IP Law Clerk Charlotte Godart contributed to this blog post.

In March of this year, the U.S. Patent and Trademark Office and the U.S. Copyright Office submitted a report to Congress with findings on the intellectual property issues raised by non-fungible tokens (NFTs). The congressional report concluded that no new laws specific to NFTs are needed at this time given how frequently the technology is changing. However, the report raised concern with unique intellectual property issues created by the buying and selling of NFTs such as issues relating to trademarks.

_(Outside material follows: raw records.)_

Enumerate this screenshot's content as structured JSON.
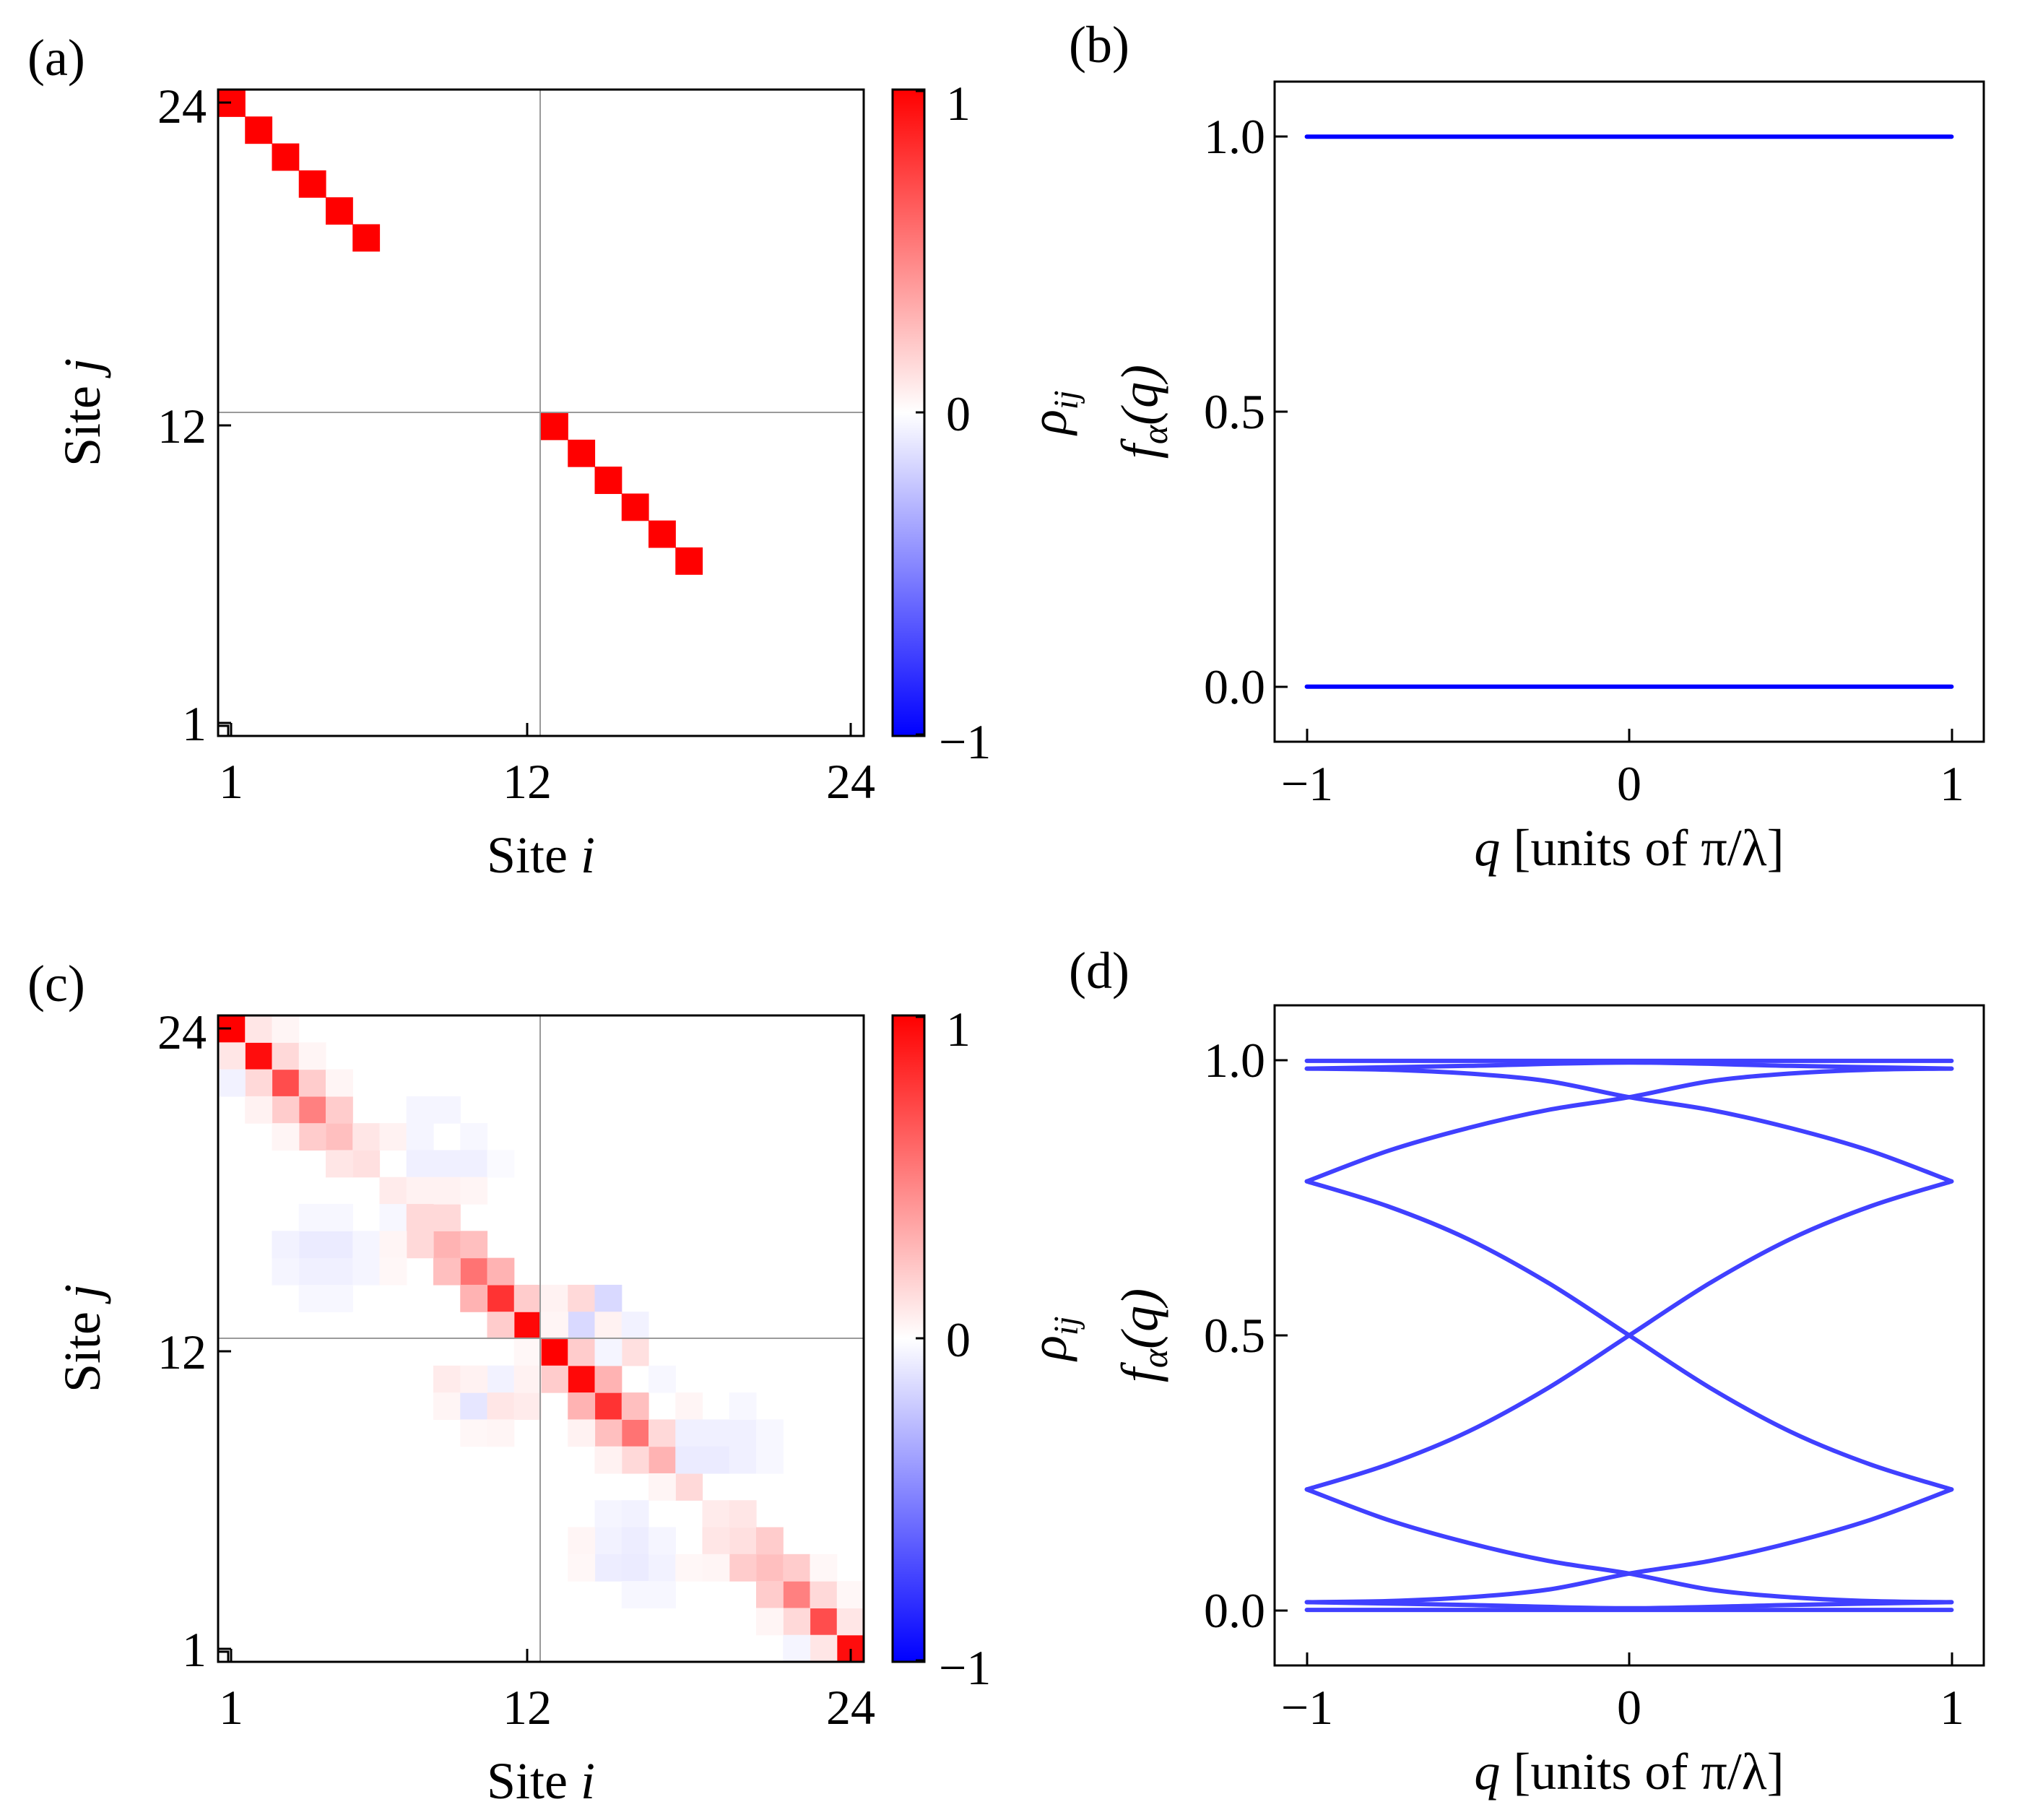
{
  "figure": {
    "panels": [
      {
        "label": "(a)"
      },
      {
        "label": "(b)"
      },
      {
        "label": "(c)"
      },
      {
        "label": "(d)"
      }
    ]
  },
  "colors": {
    "positive": "#ff0000",
    "zero": "#ffffff",
    "negative": "#0000ff",
    "band_line": "#0000ff",
    "band_line_d": "#4040ff",
    "grid": "#9a9a9a"
  },
  "chart_data": [
    {
      "panel": "(a)",
      "type": "heatmap",
      "xlabel_prefix": "Site ",
      "xlabel_var": "i",
      "ylabel_prefix": "Site ",
      "ylabel_var": "j",
      "grid_n": 24,
      "xticks": [
        "1",
        "12",
        "24"
      ],
      "yticks": [
        "1",
        "12",
        "24"
      ],
      "colorbar": {
        "label": "ρ",
        "label_sub": "ij",
        "ticks": [
          "1",
          "0",
          "−1"
        ],
        "range": [
          -1,
          1
        ]
      },
      "cells": [
        {
          "i": 1,
          "j": 24,
          "v": 1.0
        },
        {
          "i": 2,
          "j": 23,
          "v": 1.0
        },
        {
          "i": 3,
          "j": 22,
          "v": 1.0
        },
        {
          "i": 4,
          "j": 21,
          "v": 1.0
        },
        {
          "i": 5,
          "j": 20,
          "v": 1.0
        },
        {
          "i": 6,
          "j": 19,
          "v": 1.0
        },
        {
          "i": 13,
          "j": 12,
          "v": 1.0
        },
        {
          "i": 14,
          "j": 11,
          "v": 1.0
        },
        {
          "i": 15,
          "j": 10,
          "v": 1.0
        },
        {
          "i": 16,
          "j": 9,
          "v": 1.0
        },
        {
          "i": 17,
          "j": 8,
          "v": 1.0
        },
        {
          "i": 18,
          "j": 7,
          "v": 1.0
        }
      ]
    },
    {
      "panel": "(b)",
      "type": "line",
      "xlabel_var": "q",
      "xlabel_rest": " [units of π/λ]",
      "ylabel": "f",
      "ylabel_sub": "α",
      "ylabel_arg": "(q)",
      "xlim": [
        -1.1,
        1.1
      ],
      "ylim": [
        -0.1,
        1.1
      ],
      "xticks": [
        {
          "v": -1,
          "label": "−1"
        },
        {
          "v": 0,
          "label": "0"
        },
        {
          "v": 1,
          "label": "1"
        }
      ],
      "yticks": [
        {
          "v": 0,
          "label": "0.0"
        },
        {
          "v": 0.5,
          "label": "0.5"
        },
        {
          "v": 1,
          "label": "1.0"
        }
      ],
      "series": [
        {
          "name": "band-1",
          "x": [
            -1,
            1
          ],
          "y": [
            1.0,
            1.0
          ]
        },
        {
          "name": "band-0",
          "x": [
            -1,
            1
          ],
          "y": [
            0.0,
            0.0
          ]
        }
      ]
    },
    {
      "panel": "(c)",
      "type": "heatmap",
      "xlabel_prefix": "Site ",
      "xlabel_var": "i",
      "ylabel_prefix": "Site ",
      "ylabel_var": "j",
      "grid_n": 24,
      "xticks": [
        "1",
        "12",
        "24"
      ],
      "yticks": [
        "1",
        "12",
        "24"
      ],
      "colorbar": {
        "label": "ρ",
        "label_sub": "ij",
        "ticks": [
          "1",
          "0",
          "−1"
        ],
        "range": [
          -1,
          1
        ]
      },
      "cells": [
        {
          "i": 1,
          "j": 24,
          "v": 1.0
        },
        {
          "i": 2,
          "j": 23,
          "v": 0.95
        },
        {
          "i": 3,
          "j": 22,
          "v": 0.7
        },
        {
          "i": 4,
          "j": 21,
          "v": 0.5
        },
        {
          "i": 5,
          "j": 20,
          "v": 0.25
        },
        {
          "i": 6,
          "j": 19,
          "v": 0.12
        },
        {
          "i": 7,
          "j": 18,
          "v": 0.08
        },
        {
          "i": 8,
          "j": 17,
          "v": 0.15
        },
        {
          "i": 9,
          "j": 16,
          "v": 0.3
        },
        {
          "i": 10,
          "j": 15,
          "v": 0.55
        },
        {
          "i": 11,
          "j": 14,
          "v": 0.8
        },
        {
          "i": 12,
          "j": 13,
          "v": 0.97
        },
        {
          "i": 13,
          "j": 12,
          "v": 1.0
        },
        {
          "i": 14,
          "j": 11,
          "v": 0.97
        },
        {
          "i": 15,
          "j": 10,
          "v": 0.8
        },
        {
          "i": 16,
          "j": 9,
          "v": 0.55
        },
        {
          "i": 17,
          "j": 8,
          "v": 0.3
        },
        {
          "i": 18,
          "j": 7,
          "v": 0.15
        },
        {
          "i": 19,
          "j": 6,
          "v": 0.08
        },
        {
          "i": 20,
          "j": 5,
          "v": 0.12
        },
        {
          "i": 21,
          "j": 4,
          "v": 0.25
        },
        {
          "i": 22,
          "j": 3,
          "v": 0.5
        },
        {
          "i": 23,
          "j": 2,
          "v": 0.7
        },
        {
          "i": 24,
          "j": 1,
          "v": 0.95
        },
        {
          "i": 2,
          "j": 24,
          "v": 0.1
        },
        {
          "i": 1,
          "j": 23,
          "v": 0.1
        },
        {
          "i": 3,
          "j": 23,
          "v": 0.15
        },
        {
          "i": 2,
          "j": 22,
          "v": 0.15
        },
        {
          "i": 4,
          "j": 22,
          "v": 0.2
        },
        {
          "i": 3,
          "j": 21,
          "v": 0.2
        },
        {
          "i": 5,
          "j": 21,
          "v": 0.2
        },
        {
          "i": 4,
          "j": 20,
          "v": 0.2
        },
        {
          "i": 6,
          "j": 20,
          "v": 0.1
        },
        {
          "i": 5,
          "j": 19,
          "v": 0.1
        },
        {
          "i": 9,
          "j": 17,
          "v": 0.15
        },
        {
          "i": 8,
          "j": 16,
          "v": 0.15
        },
        {
          "i": 10,
          "j": 16,
          "v": 0.25
        },
        {
          "i": 9,
          "j": 15,
          "v": 0.25
        },
        {
          "i": 11,
          "j": 15,
          "v": 0.3
        },
        {
          "i": 10,
          "j": 14,
          "v": 0.3
        },
        {
          "i": 12,
          "j": 14,
          "v": 0.2
        },
        {
          "i": 11,
          "j": 13,
          "v": 0.2
        },
        {
          "i": 14,
          "j": 12,
          "v": 0.2
        },
        {
          "i": 13,
          "j": 11,
          "v": 0.2
        },
        {
          "i": 15,
          "j": 11,
          "v": 0.3
        },
        {
          "i": 14,
          "j": 10,
          "v": 0.3
        },
        {
          "i": 16,
          "j": 10,
          "v": 0.25
        },
        {
          "i": 15,
          "j": 9,
          "v": 0.25
        },
        {
          "i": 17,
          "j": 9,
          "v": 0.15
        },
        {
          "i": 16,
          "j": 8,
          "v": 0.15
        },
        {
          "i": 20,
          "j": 6,
          "v": 0.1
        },
        {
          "i": 19,
          "j": 5,
          "v": 0.1
        },
        {
          "i": 21,
          "j": 5,
          "v": 0.2
        },
        {
          "i": 20,
          "j": 4,
          "v": 0.2
        },
        {
          "i": 22,
          "j": 4,
          "v": 0.2
        },
        {
          "i": 21,
          "j": 3,
          "v": 0.2
        },
        {
          "i": 23,
          "j": 3,
          "v": 0.15
        },
        {
          "i": 22,
          "j": 2,
          "v": 0.15
        },
        {
          "i": 24,
          "j": 2,
          "v": 0.1
        },
        {
          "i": 23,
          "j": 1,
          "v": 0.1
        },
        {
          "i": 3,
          "j": 24,
          "v": 0.04
        },
        {
          "i": 1,
          "j": 22,
          "v": -0.05
        },
        {
          "i": 4,
          "j": 23,
          "v": 0.04
        },
        {
          "i": 2,
          "j": 21,
          "v": 0.05
        },
        {
          "i": 5,
          "j": 22,
          "v": 0.04
        },
        {
          "i": 3,
          "j": 20,
          "v": 0.04
        },
        {
          "i": 7,
          "j": 20,
          "v": 0.05
        },
        {
          "i": 8,
          "j": 20,
          "v": -0.04
        },
        {
          "i": 8,
          "j": 21,
          "v": -0.04
        },
        {
          "i": 9,
          "j": 21,
          "v": -0.04
        },
        {
          "i": 8,
          "j": 19,
          "v": -0.06
        },
        {
          "i": 9,
          "j": 19,
          "v": -0.06
        },
        {
          "i": 8,
          "j": 18,
          "v": 0.05
        },
        {
          "i": 9,
          "j": 18,
          "v": 0.05
        },
        {
          "i": 7,
          "j": 17,
          "v": -0.03
        },
        {
          "i": 8,
          "j": 17,
          "v": 0.15
        },
        {
          "i": 10,
          "j": 20,
          "v": -0.03
        },
        {
          "i": 10,
          "j": 19,
          "v": -0.06
        },
        {
          "i": 10,
          "j": 18,
          "v": 0.04
        },
        {
          "i": 11,
          "j": 19,
          "v": -0.02
        },
        {
          "i": 4,
          "j": 15,
          "v": -0.06
        },
        {
          "i": 5,
          "j": 15,
          "v": -0.06
        },
        {
          "i": 4,
          "j": 16,
          "v": -0.08
        },
        {
          "i": 5,
          "j": 16,
          "v": -0.08
        },
        {
          "i": 3,
          "j": 15,
          "v": -0.04
        },
        {
          "i": 3,
          "j": 16,
          "v": -0.05
        },
        {
          "i": 6,
          "j": 16,
          "v": -0.04
        },
        {
          "i": 6,
          "j": 15,
          "v": -0.04
        },
        {
          "i": 4,
          "j": 14,
          "v": -0.03
        },
        {
          "i": 5,
          "j": 14,
          "v": -0.03
        },
        {
          "i": 4,
          "j": 17,
          "v": -0.03
        },
        {
          "i": 5,
          "j": 17,
          "v": -0.03
        },
        {
          "i": 7,
          "j": 16,
          "v": 0.04
        },
        {
          "i": 7,
          "j": 15,
          "v": 0.03
        },
        {
          "i": 13,
          "j": 14,
          "v": 0.05
        },
        {
          "i": 14,
          "j": 14,
          "v": 0.15
        },
        {
          "i": 15,
          "j": 14,
          "v": -0.15
        },
        {
          "i": 14,
          "j": 13,
          "v": -0.15
        },
        {
          "i": 15,
          "j": 13,
          "v": 0.05
        },
        {
          "i": 16,
          "j": 13,
          "v": -0.05
        },
        {
          "i": 13,
          "j": 13,
          "v": 0.04
        },
        {
          "i": 16,
          "j": 12,
          "v": 0.12
        },
        {
          "i": 15,
          "j": 12,
          "v": -0.04
        },
        {
          "i": 12,
          "j": 12,
          "v": 0.03
        },
        {
          "i": 9,
          "j": 11,
          "v": 0.08
        },
        {
          "i": 9,
          "j": 10,
          "v": 0.04
        },
        {
          "i": 10,
          "j": 10,
          "v": -0.1
        },
        {
          "i": 11,
          "j": 11,
          "v": -0.05
        },
        {
          "i": 11,
          "j": 10,
          "v": 0.1
        },
        {
          "i": 10,
          "j": 11,
          "v": 0.05
        },
        {
          "i": 12,
          "j": 10,
          "v": 0.08
        },
        {
          "i": 12,
          "j": 11,
          "v": 0.05
        },
        {
          "i": 10,
          "j": 9,
          "v": 0.03
        },
        {
          "i": 11,
          "j": 9,
          "v": 0.04
        },
        {
          "i": 14,
          "j": 9,
          "v": 0.05
        },
        {
          "i": 15,
          "j": 8,
          "v": 0.05
        },
        {
          "i": 17,
          "j": 11,
          "v": -0.03
        },
        {
          "i": 18,
          "j": 10,
          "v": 0.04
        },
        {
          "i": 18,
          "j": 9,
          "v": -0.06
        },
        {
          "i": 19,
          "j": 9,
          "v": -0.06
        },
        {
          "i": 18,
          "j": 8,
          "v": -0.08
        },
        {
          "i": 19,
          "j": 8,
          "v": -0.08
        },
        {
          "i": 20,
          "j": 9,
          "v": -0.06
        },
        {
          "i": 20,
          "j": 8,
          "v": -0.06
        },
        {
          "i": 17,
          "j": 7,
          "v": 0.04
        },
        {
          "i": 20,
          "j": 10,
          "v": -0.03
        },
        {
          "i": 21,
          "j": 9,
          "v": -0.03
        },
        {
          "i": 21,
          "j": 8,
          "v": -0.03
        },
        {
          "i": 15,
          "j": 6,
          "v": -0.04
        },
        {
          "i": 16,
          "j": 6,
          "v": -0.05
        },
        {
          "i": 15,
          "j": 5,
          "v": -0.05
        },
        {
          "i": 16,
          "j": 5,
          "v": -0.07
        },
        {
          "i": 15,
          "j": 4,
          "v": -0.07
        },
        {
          "i": 16,
          "j": 4,
          "v": -0.08
        },
        {
          "i": 17,
          "j": 4,
          "v": -0.05
        },
        {
          "i": 17,
          "j": 5,
          "v": -0.04
        },
        {
          "i": 14,
          "j": 5,
          "v": 0.04
        },
        {
          "i": 14,
          "j": 4,
          "v": 0.03
        },
        {
          "i": 16,
          "j": 3,
          "v": -0.03
        },
        {
          "i": 17,
          "j": 3,
          "v": -0.03
        },
        {
          "i": 18,
          "j": 4,
          "v": 0.03
        },
        {
          "i": 19,
          "j": 4,
          "v": 0.04
        },
        {
          "i": 21,
          "j": 2,
          "v": 0.04
        },
        {
          "i": 22,
          "j": 1,
          "v": -0.04
        },
        {
          "i": 23,
          "j": 4,
          "v": 0.03
        },
        {
          "i": 24,
          "j": 3,
          "v": 0.03
        }
      ]
    },
    {
      "panel": "(d)",
      "type": "line",
      "xlabel_var": "q",
      "xlabel_rest": " [units of π/λ]",
      "ylabel": "f",
      "ylabel_sub": "α",
      "ylabel_arg": "(q)",
      "xlim": [
        -1.1,
        1.1
      ],
      "ylim": [
        -0.1,
        1.1
      ],
      "xticks": [
        {
          "v": -1,
          "label": "−1"
        },
        {
          "v": 0,
          "label": "0"
        },
        {
          "v": 1,
          "label": "1"
        }
      ],
      "yticks": [
        {
          "v": 0,
          "label": "0.0"
        },
        {
          "v": 0.5,
          "label": "0.5"
        },
        {
          "v": 1,
          "label": "1.0"
        }
      ],
      "series": [
        {
          "name": "band-top-flat",
          "x": [
            -1,
            -0.5,
            0,
            0.5,
            1
          ],
          "y": [
            0.999,
            0.999,
            0.999,
            0.999,
            0.999
          ]
        },
        {
          "name": "band-top-dip",
          "x": [
            -1,
            -0.5,
            0,
            0.5,
            1
          ],
          "y": [
            0.985,
            0.99,
            0.996,
            0.99,
            0.985
          ]
        },
        {
          "name": "band-upper-x1",
          "x": [
            -1,
            -0.75,
            -0.5,
            -0.25,
            0,
            0.25,
            0.5,
            0.75,
            1
          ],
          "y": [
            0.985,
            0.983,
            0.976,
            0.962,
            0.933,
            0.91,
            0.877,
            0.835,
            0.78
          ]
        },
        {
          "name": "band-upper-x2",
          "x": [
            -1,
            -0.75,
            -0.5,
            -0.25,
            0,
            0.25,
            0.5,
            0.75,
            1
          ],
          "y": [
            0.78,
            0.835,
            0.877,
            0.91,
            0.933,
            0.962,
            0.976,
            0.983,
            0.985
          ]
        },
        {
          "name": "band-mid-down",
          "x": [
            -1,
            -0.75,
            -0.5,
            -0.25,
            0,
            0.25,
            0.5,
            0.75,
            1
          ],
          "y": [
            0.78,
            0.735,
            0.675,
            0.595,
            0.5,
            0.405,
            0.325,
            0.265,
            0.22
          ]
        },
        {
          "name": "band-mid-up",
          "x": [
            -1,
            -0.75,
            -0.5,
            -0.25,
            0,
            0.25,
            0.5,
            0.75,
            1
          ],
          "y": [
            0.22,
            0.265,
            0.325,
            0.405,
            0.5,
            0.595,
            0.675,
            0.735,
            0.78
          ]
        },
        {
          "name": "band-lower-x1",
          "x": [
            -1,
            -0.75,
            -0.5,
            -0.25,
            0,
            0.25,
            0.5,
            0.75,
            1
          ],
          "y": [
            0.22,
            0.165,
            0.123,
            0.09,
            0.067,
            0.038,
            0.024,
            0.017,
            0.015
          ]
        },
        {
          "name": "band-lower-x2",
          "x": [
            -1,
            -0.75,
            -0.5,
            -0.25,
            0,
            0.25,
            0.5,
            0.75,
            1
          ],
          "y": [
            0.015,
            0.017,
            0.024,
            0.038,
            0.067,
            0.09,
            0.123,
            0.165,
            0.22
          ]
        },
        {
          "name": "band-bottom-bump",
          "x": [
            -1,
            -0.5,
            0,
            0.5,
            1
          ],
          "y": [
            0.015,
            0.01,
            0.004,
            0.01,
            0.015
          ]
        },
        {
          "name": "band-bottom-flat",
          "x": [
            -1,
            -0.5,
            0,
            0.5,
            1
          ],
          "y": [
            0.001,
            0.001,
            0.001,
            0.001,
            0.001
          ]
        }
      ]
    }
  ]
}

The trademark issues raised can be divided into three categories:

  1. Registering a trademark for an NFT;
  2. overlap of protection between a trademark for a physical good and a digital good; and
  3. enforcement.

With respect to registering a trademark for an NFT, the report highlighted issues related to classifying NFT-related goods and services and uncertainty regarding “specimens of use” for applications including NFTs. For both of these issues, the report’s consensus is that more guidance and documentation is needed from the USPTO.

For owners of a trademark for a physical good, the report indicated uncertainty with whether any protection would extend to NFTs of that physical good, or in other words “digital goods.” One specific question raised was whether physical goods will be considered against digital goods in a likelihood of confusion analysis. The report mentions a recent case, Hermès Int’l v. Rothschild, No. 1:22-cv-00384 JSR (S.D.N.Y. Feb. 8, 2023), in which the defendant created digital art of the infamous Hermès Birkin bag and was selling them as NFTs through defendant’s site, metabirkin.com. Hermès brought claims against the defendant for trademark infringement, trademark dilution, and cybersquatting. A jury found defendant liable on all claims and awarded Hermès $133,000 in damages. The court held that the Hermès trademarks for “BIRKIN” with respect to physical goods extended into the digital NFT space. Interestingly, Hermès indicated at trial that they are intending to eventually create NFTs themselves and that the defendant’s infringing sales prevented them from doing so. Perhaps this influenced the outcome, but it still remains unclear whether this precedent will hold, especially as it relates to works of artistic expression, which are typically excluded from trademark infringement through the First Amendment.

Finally, the report discussed issues with trademark enforcement, particularly because trademark infringement appears to be the most prevalent form of IP infringement on NFT platforms. Trademark infringement commonly occurs when someone uses a trademark with respect to an NFT asset or within an account, domain, or digital wallet. Enforcement of trademark rights is challenging in this new digital space given a lack of centralized procedures or a controlling authority for these Web3 domains and platforms. However, the report concludes that current IP protective measures should be enough to combat infringement, even in the context of this uncertainty.

There remains much legal uncertainty when it comes to NFTs, particularly with respect to trademark registration and enforcement. As cases continue to be decided and the law takes a clearer shape, hopefully many of these questions will be answered. In the meantime, the USPTO is continuing to offer NFT-specific training and guidance. Trademark owners should remain vigilant of potential infringement in these digital spaces.